Feature proposal: mzIdentML (mzid) #7

julianu · 2023-10-25T13:57:19Z

julianu
Oct 25, 2023

I would like to propose to implement an mzid reader and possibly also a writer.

One other thing, that is urgently important for this is to define the a PSM struct, which can then be used by all implementations handling identifications. Here, I would propose to start off with what mzid can offer. We discussed quite a lot while developing the format and I assume that almost everything you can say about a PSM is modeled in it. How we implement those is another thing, but having all the attributes and params defined in mzid would be helpful.

Should we implement this feature?

yes

75%

no

25%

4 votes

lazear · 2023-10-25T17:39:24Z

lazear
Oct 25, 2023
Collaborator

Writing mzIdentML is unfortunately somewhat complicated. If you decide to go that route, you can look at my implementation here: https://github.com/lazear/sage/tree/mzid/crates/mzidentml/src

4 replies

david-bouyssie Oct 25, 2023
Maintainer

I also have a non public crate for this purpose, that I could share for this work.

@lazear what do you find particularly difficult?

david-bouyssie Oct 25, 2023
Maintainer

I have some concerns about a common consensus regarding PSM representation. PSM are tricky because they can have a lot of properties. So we may end up with a common denominator (maybe using some definitions out there, including the mzid one) and more extended one that could hold additional and user defined properties (based or not on CV ontologies).
IMO, this is the kind of point that clearly requires proper specs.

lazear Oct 25, 2023
Collaborator

Mostly just the lack of any kind of consistency when it comes to naming different things in the spec ("dBSequence_ref" and "DBSequence"), and having to keep track of various IDs everywhere.

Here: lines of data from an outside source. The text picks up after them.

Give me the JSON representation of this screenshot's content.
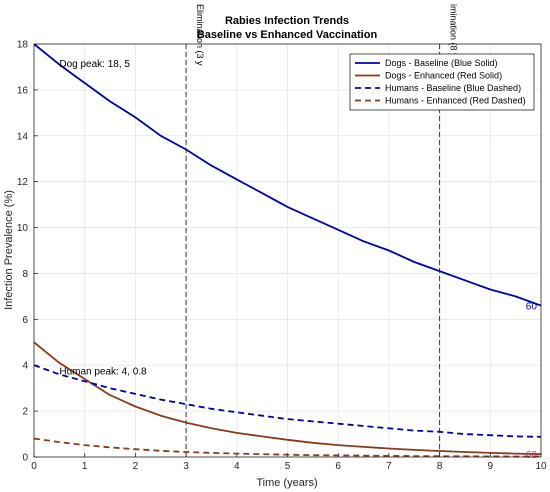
{
  "chart_data": {
    "type": "line",
    "title": "Rabies Infection Trends",
    "subtitle": "Baseline vs Enhanced Vaccination",
    "xlabel": "Time (years)",
    "ylabel": "Infection Prevalence (%)",
    "xlim": [
      0,
      10
    ],
    "ylim": [
      0,
      18
    ],
    "xticks": [
      0,
      1,
      2,
      3,
      4,
      5,
      6,
      7,
      8,
      9,
      10
    ],
    "yticks": [
      0,
      2,
      4,
      6,
      8,
      10,
      12,
      14,
      16,
      18
    ],
    "grid": true,
    "legend_position": "top-right",
    "x": [
      0,
      0.5,
      1,
      1.5,
      2,
      2.5,
      3,
      3.5,
      4,
      4.5,
      5,
      5.5,
      6,
      6.5,
      7,
      7.5,
      8,
      8.5,
      9,
      9.5,
      10
    ],
    "series": [
      {
        "name": "Dogs - Baseline (Blue Solid)",
        "color": "#0000b3",
        "style": "solid",
        "values": [
          18.0,
          17.1,
          16.3,
          15.5,
          14.8,
          14.0,
          13.4,
          12.7,
          12.1,
          11.5,
          10.9,
          10.4,
          9.9,
          9.4,
          9.0,
          8.5,
          8.1,
          7.7,
          7.3,
          7.0,
          6.6
        ]
      },
      {
        "name": "Dogs - Enhanced (Red Solid)",
        "color": "#8b3a1a",
        "style": "solid",
        "values": [
          5.0,
          4.1,
          3.4,
          2.7,
          2.2,
          1.8,
          1.5,
          1.25,
          1.05,
          0.9,
          0.75,
          0.62,
          0.52,
          0.44,
          0.37,
          0.31,
          0.26,
          0.22,
          0.18,
          0.15,
          0.12
        ]
      },
      {
        "name": "Humans - Baseline (Blue Dashed)",
        "color": "#0000b3",
        "style": "dashed",
        "values": [
          4.0,
          3.6,
          3.3,
          3.0,
          2.75,
          2.5,
          2.3,
          2.1,
          1.95,
          1.8,
          1.65,
          1.55,
          1.45,
          1.35,
          1.25,
          1.15,
          1.1,
          1.0,
          0.95,
          0.9,
          0.88
        ]
      },
      {
        "name": "Humans - Enhanced (Red Dashed)",
        "color": "#8b3a1a",
        "style": "dashed",
        "values": [
          0.8,
          0.65,
          0.52,
          0.42,
          0.34,
          0.27,
          0.22,
          0.18,
          0.15,
          0.12,
          0.1,
          0.08,
          0.07,
          0.06,
          0.05,
          0.04,
          0.035,
          0.03,
          0.025,
          0.02,
          0.02
        ]
      }
    ],
    "vertical_lines": [
      {
        "x": 3,
        "label": "Elimination (3 y"
      },
      {
        "x": 8,
        "label": "imination (8 y"
      }
    ],
    "annotations": [
      {
        "x": 0.5,
        "y": 17.0,
        "text": "Dog peak: 18, 5"
      },
      {
        "x": 0.5,
        "y": 3.6,
        "text": "Human peak: 4, 0.8"
      }
    ],
    "end_labels": [
      {
        "x": 9.7,
        "y": 6.6,
        "text": "60",
        "color": "#0000b3"
      },
      {
        "x": 9.7,
        "y": 0.12,
        "text": "60",
        "color": "#c83a8c"
      }
    ]
  }
}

What's the goal for supporting reading (or writing) mzID? I also have concerns with common consensus (or lack thereof) regarding PSM repr. Search engine A and B might have vastly different property sets for their PSMs. I certainly wouldn't use a generic PSM struct in Sage.

david-bouyssie Oct 25, 2023
Maintainer

I think the goal is interop with some existing downstream processing tools (some search engines only give .mzid outputs, and some tools requires .mzid data as input). It could also be used for benchmarking tool ls development (e.g. ProteoBench). It could be used to create a Rust based version of psm_utils (https://github.com/compomics/psm_utils). Maybe @RalfG can comment on this.

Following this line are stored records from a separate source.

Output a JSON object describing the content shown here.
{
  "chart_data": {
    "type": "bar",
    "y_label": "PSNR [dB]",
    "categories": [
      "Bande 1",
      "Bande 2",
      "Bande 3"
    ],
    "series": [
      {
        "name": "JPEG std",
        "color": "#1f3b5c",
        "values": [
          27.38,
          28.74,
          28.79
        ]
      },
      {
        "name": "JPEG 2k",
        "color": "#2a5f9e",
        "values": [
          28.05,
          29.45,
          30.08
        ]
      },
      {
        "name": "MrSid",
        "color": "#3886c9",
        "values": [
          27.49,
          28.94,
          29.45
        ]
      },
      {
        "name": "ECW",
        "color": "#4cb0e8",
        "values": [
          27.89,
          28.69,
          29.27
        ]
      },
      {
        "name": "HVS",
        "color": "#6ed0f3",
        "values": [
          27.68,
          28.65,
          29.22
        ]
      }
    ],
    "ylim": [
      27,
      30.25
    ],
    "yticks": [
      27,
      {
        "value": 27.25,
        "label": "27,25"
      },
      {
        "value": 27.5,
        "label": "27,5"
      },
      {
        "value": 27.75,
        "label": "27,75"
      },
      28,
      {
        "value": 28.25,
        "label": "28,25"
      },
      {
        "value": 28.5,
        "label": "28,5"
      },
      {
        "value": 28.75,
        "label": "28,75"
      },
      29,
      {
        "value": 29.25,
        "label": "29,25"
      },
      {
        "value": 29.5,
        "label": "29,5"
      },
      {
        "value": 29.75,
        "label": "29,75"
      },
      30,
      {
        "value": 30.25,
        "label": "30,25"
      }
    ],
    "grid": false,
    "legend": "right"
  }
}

I have to confess I'm not a big fan of XML based formats (and would prefer alternatives like SQLite, HDF,5, parquet, or MDBX), but this are the standards we have today.

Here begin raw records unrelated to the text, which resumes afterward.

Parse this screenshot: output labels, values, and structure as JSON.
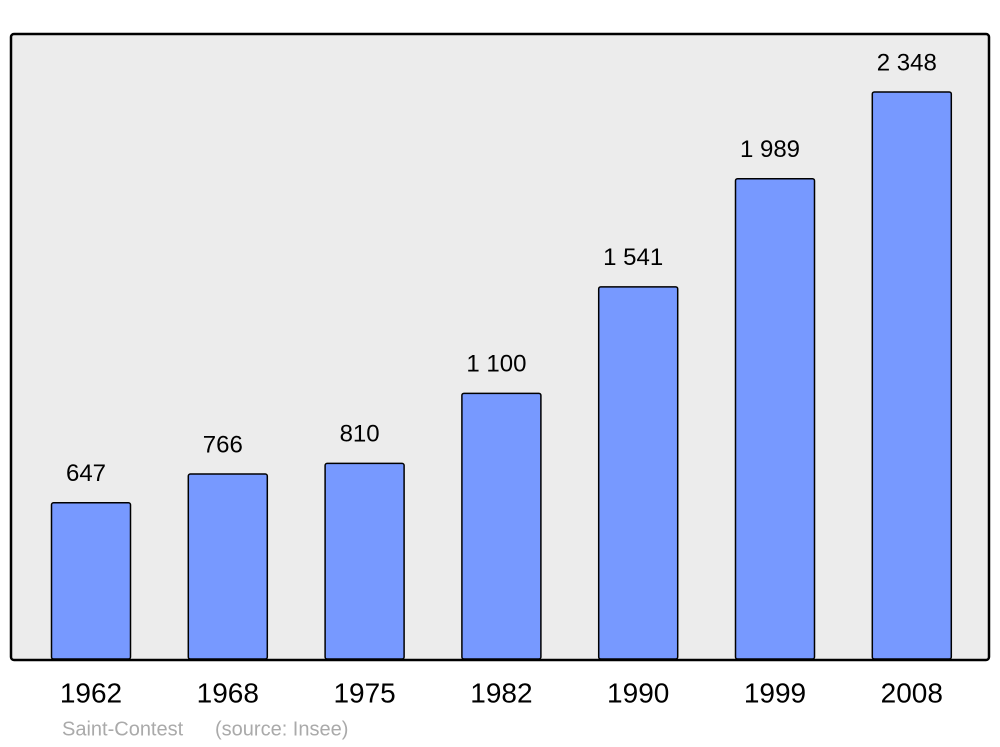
{
  "chart_data": {
    "type": "bar",
    "categories": [
      "1962",
      "1968",
      "1975",
      "1982",
      "1990",
      "1999",
      "2008"
    ],
    "values": [
      647,
      766,
      810,
      1100,
      1541,
      1989,
      2348
    ],
    "value_labels": [
      "647",
      "766",
      "810",
      "1 100",
      "1 541",
      "1 989",
      "2 348"
    ],
    "color": "#7799ff",
    "note": "Saint-Contest",
    "source": "(source: Insee)"
  }
}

julianu · 2023-10-26T07:33:10Z

julianu
Oct 26, 2023
Author

I totally agree with the problems of XML in mzIdentML and probably more modern (binary) implementations are more useful.
But until now, mzid (and mzML) at least offer a way to basically encode everything possible into it - at least on the time of writing the standard. But also newer ideas, which are not totally supported right now like crosslinking, will be added to mzid soonish (probably finalized at the next spring meeting, as far as I know).

So, my reasoning why we should take the implementation of mzid e.g. for the PSMs is, that with this we would cover all possibilities. I know, that each search engine or other downstream processing has its own ideas of naming and what actually is mandatory. But still, you can put it into the mzid representation. And that is definitely the thing I like very much about the PSI formats, speaking of mzid and mzML, NO mzTAB, which let's you model - well, final results at the best, which cannot be used as input.

Also, having these implementation (or structs) will make it probably easy in the future to allow support for any binary, more future proof formats. But right now, mzid would be the best full featured interchange format for all search engine results, or actually any ID results in proteomics.

1 reply

julianu Oct 26, 2023
Author

(Maybe this should have gone into an answer above. Apologies, discussions are new for me in GitHub :) )

david-bouyssie · 2023-10-26T08:14:15Z

david-bouyssie
Oct 26, 2023
Maintainer

I think two distinct and intersiting topics are raising here:

are there inportant use cases of mzid for Rusteomics that could justify the need to support it?
should we adopt a common repr of PSM (i.e. for instancein mzcore)?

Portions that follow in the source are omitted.